Pharmaceutical sales make up the majority of hospitals' incomes in China, yet I was told by one doctor in Shijiazhuang, the capital of Hebei Province, that up to a quarter of the drugs bought by his hospital, one of the city's largest, were fakes, and another quarter severely substandard. Collusion between doctors and pharmaceutical agents is disturbingly common. One of my friends was chastised by her mother for not going into a cousin's line of work: bribing doctors to buy large consignments of fake or substandard drugs in return for a hefty commission. "He makes so much money!" her mother said admiringly, unthinking of the cost in lives and suffering inflicted by his poisonous business.
But when this toxic trade is exported overseas, it does more than just sow personal misery. It fundamentally undermines Beijing's efforts at building a positive international image.
China already has a persistent image problem when it comes to the quality of its goods; the last thing it needs is to become associated with deadly medicine. As part of Beijing's push for closer ties and greater influence in Africa, Chinese firms are building hospitals across the continent, often at cut-price rates with the help of State backing. But if these hospitals' pharmacies are filled with made-in-China fake drugs, the goodwill caused by their building is undone.
The problem isn't confined to Africa. Although the developed countries have tighter checks and regulations on imported drugs, fake or toxic chemicals from Chinese firms have sometimes infiltrated the production chain, to deadly effect. A batch of tainted heparin that killed over 80 people in the US in 2007-08 was traced back to a Chinese manufacturer, resulting in a gush of newspaper stories that highlighted the dangers of cheap imports.
One persistent problem is that Chinese chemicals made for export are not subject to the same inspection and oversight as those made for domestic consumption.
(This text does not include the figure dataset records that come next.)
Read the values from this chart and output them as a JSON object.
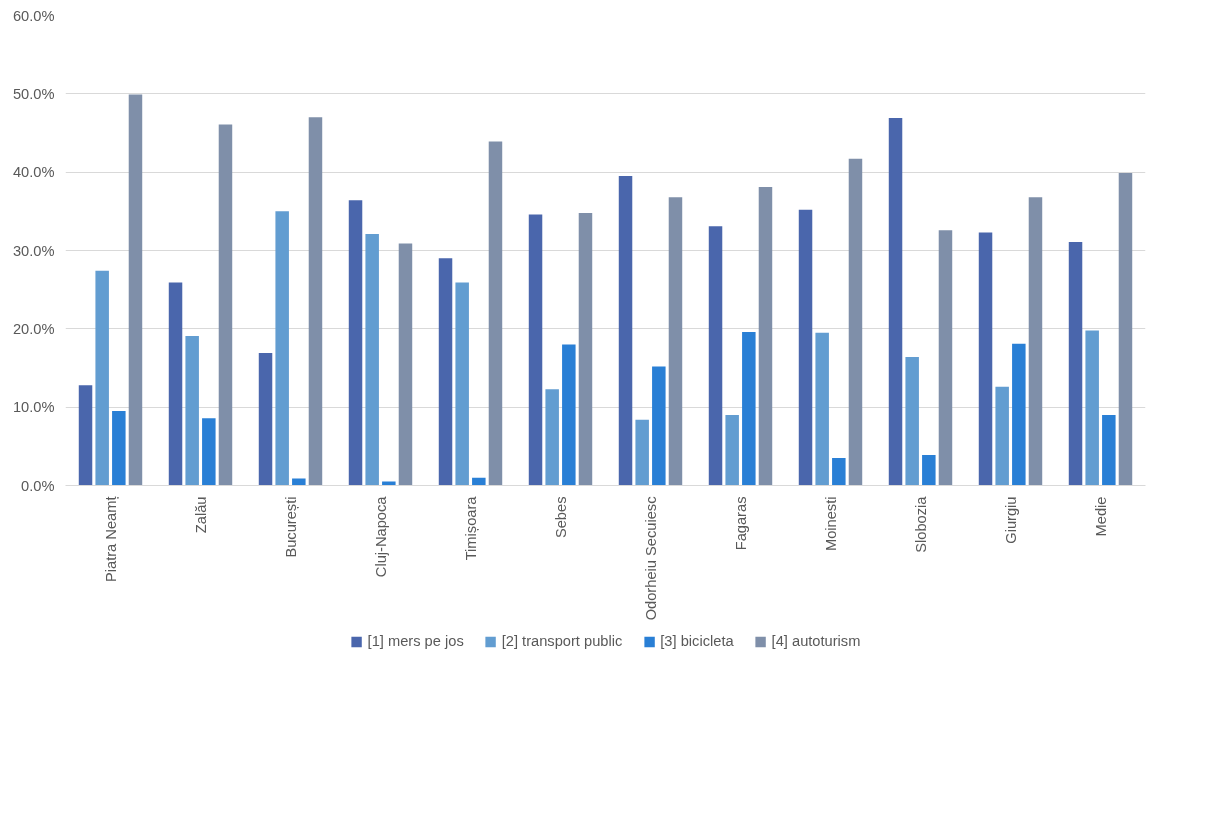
{
  "chart_data": {
    "type": "bar",
    "categories": [
      "Piatra Neamț",
      "Zalău",
      "București",
      "Cluj-Napoca",
      "Timișoara",
      "Sebes",
      "Odorheiu Secuiesc",
      "Fagaras",
      "Moinesti",
      "Slobozia",
      "Giurgiu",
      "Medie"
    ],
    "series": [
      {
        "name": "[1] mers pe jos",
        "color": "#4a66ac",
        "values": [
          12.8,
          25.9,
          16.9,
          36.4,
          29.0,
          34.6,
          39.5,
          33.1,
          35.2,
          46.9,
          32.3,
          31.1
        ]
      },
      {
        "name": "[2] transport public",
        "color": "#629dd1",
        "values": [
          27.4,
          19.1,
          35.0,
          32.1,
          25.9,
          12.3,
          8.4,
          9.0,
          19.5,
          16.4,
          12.6,
          19.8
        ]
      },
      {
        "name": "[3] bicicleta",
        "color": "#297fd5",
        "values": [
          9.5,
          8.6,
          0.9,
          0.5,
          1.0,
          18.0,
          15.2,
          19.6,
          3.5,
          3.9,
          18.1,
          9.0
        ]
      },
      {
        "name": "[4] autoturism",
        "color": "#7f8fa9",
        "values": [
          49.9,
          46.1,
          47.0,
          30.9,
          43.9,
          34.8,
          36.8,
          38.1,
          41.7,
          32.6,
          36.8,
          39.9
        ]
      }
    ],
    "ylim": [
      0,
      60
    ],
    "yticks": [
      {
        "value": 0,
        "label": "0.0%"
      },
      {
        "value": 10,
        "label": "10.0%"
      },
      {
        "value": 20,
        "label": "20.0%"
      },
      {
        "value": 30,
        "label": "30.0%"
      },
      {
        "value": 40,
        "label": "40.0%"
      },
      {
        "value": 50,
        "label": "50.0%"
      },
      {
        "value": 60,
        "label": "60.0%"
      }
    ],
    "grid": "y",
    "legend": "bottom"
  }
}
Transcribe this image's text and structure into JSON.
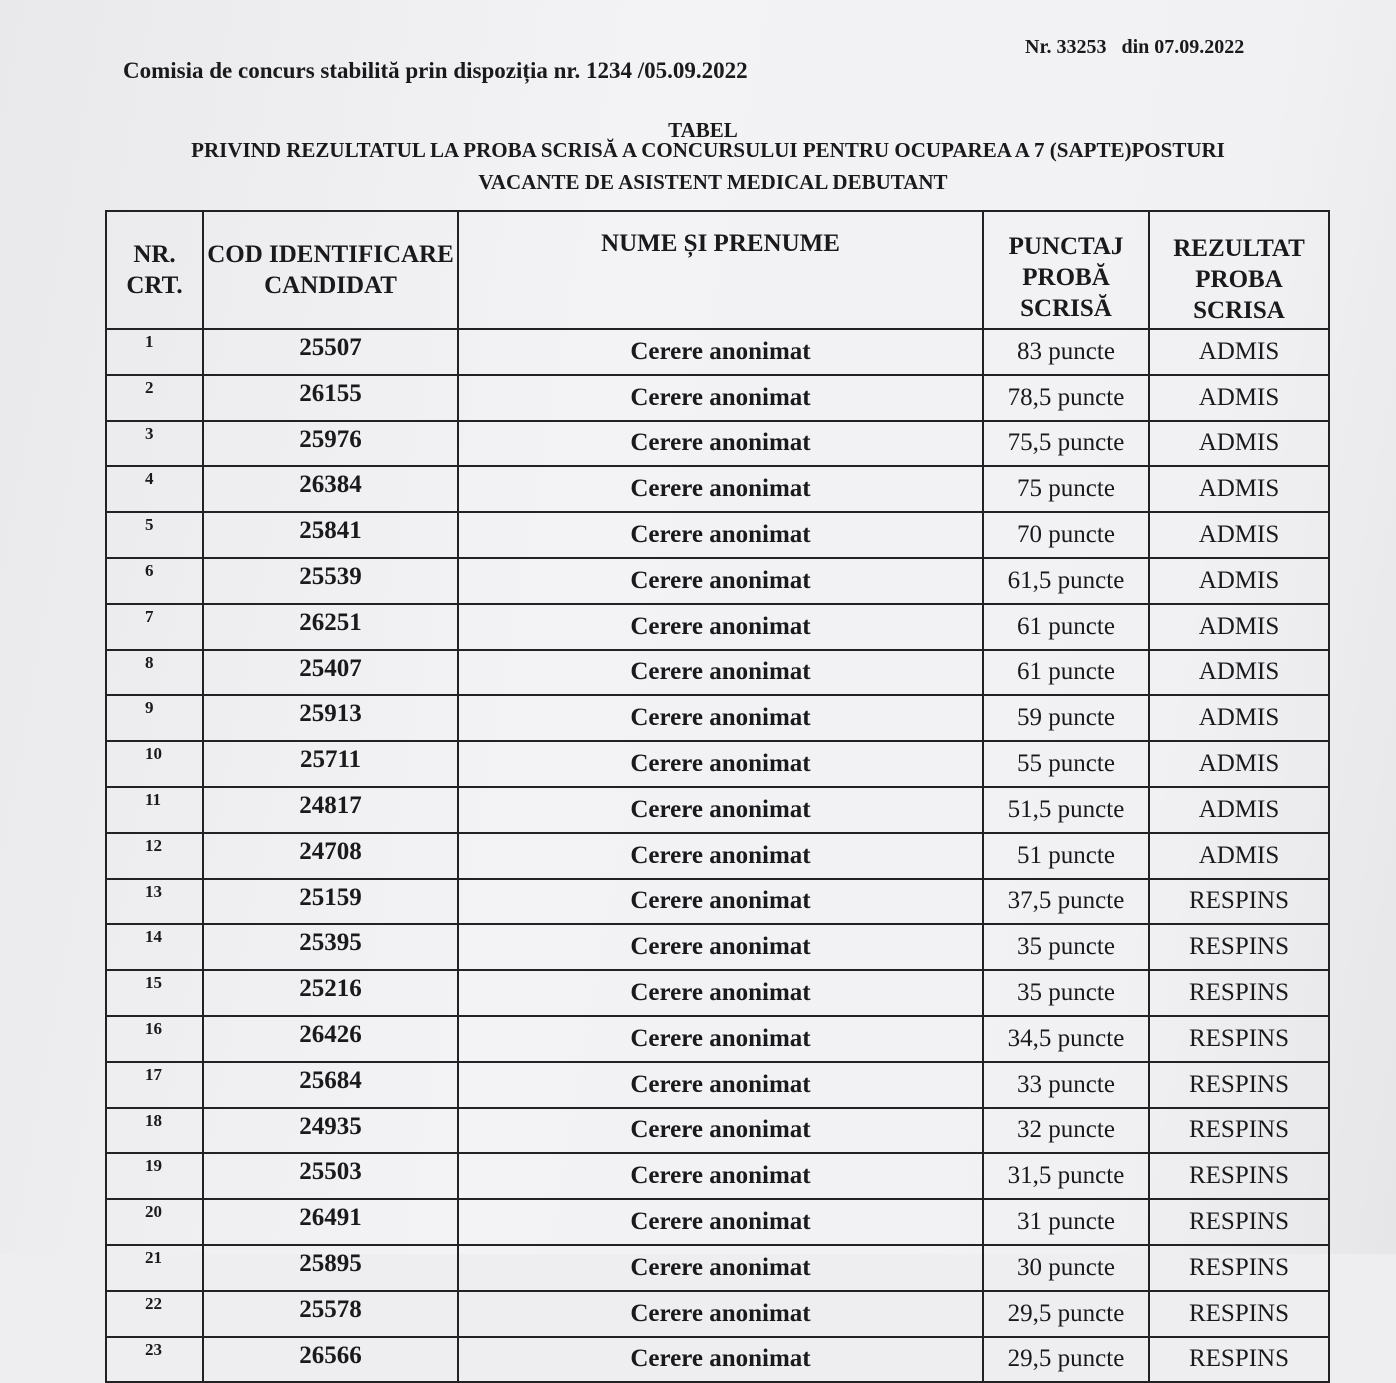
{
  "header": {
    "doc_number": "Nr. 33253   din 07.09.2022",
    "commission": "Comisia de concurs stabilită prin dispoziția nr. 1234 /05.09.2022",
    "title": "TABEL",
    "subtitle_line1": "PRIVIND REZULTATUL LA PROBA SCRISĂ A CONCURSULUI PENTRU OCUPAREA A 7 (SAPTE)POSTURI",
    "subtitle_line2": "VACANTE DE ASISTENT MEDICAL DEBUTANT"
  },
  "table": {
    "columns": [
      "NR. CRT.",
      "COD IDENTIFICARE CANDIDAT",
      "NUME ȘI PRENUME",
      "PUNCTAJ PROBĂ SCRISĂ",
      "REZULTAT PROBA SCRISA"
    ],
    "rows": [
      [
        "1",
        "25507",
        "Cerere anonimat",
        "83 puncte",
        "ADMIS"
      ],
      [
        "2",
        "26155",
        "Cerere anonimat",
        "78,5 puncte",
        "ADMIS"
      ],
      [
        "3",
        "25976",
        "Cerere anonimat",
        "75,5 puncte",
        "ADMIS"
      ],
      [
        "4",
        "26384",
        "Cerere anonimat",
        "75 puncte",
        "ADMIS"
      ],
      [
        "5",
        "25841",
        "Cerere anonimat",
        "70 puncte",
        "ADMIS"
      ],
      [
        "6",
        "25539",
        "Cerere anonimat",
        "61,5 puncte",
        "ADMIS"
      ],
      [
        "7",
        "26251",
        "Cerere anonimat",
        "61 puncte",
        "ADMIS"
      ],
      [
        "8",
        "25407",
        "Cerere anonimat",
        "61 puncte",
        "ADMIS"
      ],
      [
        "9",
        "25913",
        "Cerere anonimat",
        "59 puncte",
        "ADMIS"
      ],
      [
        "10",
        "25711",
        "Cerere anonimat",
        "55 puncte",
        "ADMIS"
      ],
      [
        "11",
        "24817",
        "Cerere anonimat",
        "51,5 puncte",
        "ADMIS"
      ],
      [
        "12",
        "24708",
        "Cerere anonimat",
        "51 puncte",
        "ADMIS"
      ],
      [
        "13",
        "25159",
        "Cerere anonimat",
        "37,5 puncte",
        "RESPINS"
      ],
      [
        "14",
        "25395",
        "Cerere anonimat",
        "35 puncte",
        "RESPINS"
      ],
      [
        "15",
        "25216",
        "Cerere anonimat",
        "35 puncte",
        "RESPINS"
      ],
      [
        "16",
        "26426",
        "Cerere anonimat",
        "34,5 puncte",
        "RESPINS"
      ],
      [
        "17",
        "25684",
        "Cerere anonimat",
        "33 puncte",
        "RESPINS"
      ],
      [
        "18",
        "24935",
        "Cerere anonimat",
        "32 puncte",
        "RESPINS"
      ],
      [
        "19",
        "25503",
        "Cerere anonimat",
        "31,5 puncte",
        "RESPINS"
      ],
      [
        "20",
        "26491",
        "Cerere anonimat",
        "31 puncte",
        "RESPINS"
      ],
      [
        "21",
        "25895",
        "Cerere anonimat",
        "30 puncte",
        "RESPINS"
      ],
      [
        "22",
        "25578",
        "Cerere anonimat",
        "29,5 puncte",
        "RESPINS"
      ],
      [
        "23",
        "26566",
        "Cerere anonimat",
        "29,5 puncte",
        "RESPINS"
      ]
    ]
  }
}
Entirely different government departments handle chemicals for export, leading to a lack of coordination. Even for the domestic market, inspection is often lax or easily evaded by paying off the right people. As always, simple "crackdowns" will not solve the problem. The incentives involved need to be permanently changed. That means tightening up domestic purchase of pharmaceuticals, detaching hospitals' incomes from selling drugs, and giving doctors and regulators the appropriate pay, training, and professional spirit.
Otherwise fake drugs will leave behind not only ruined lives, but wrecked diplomacy.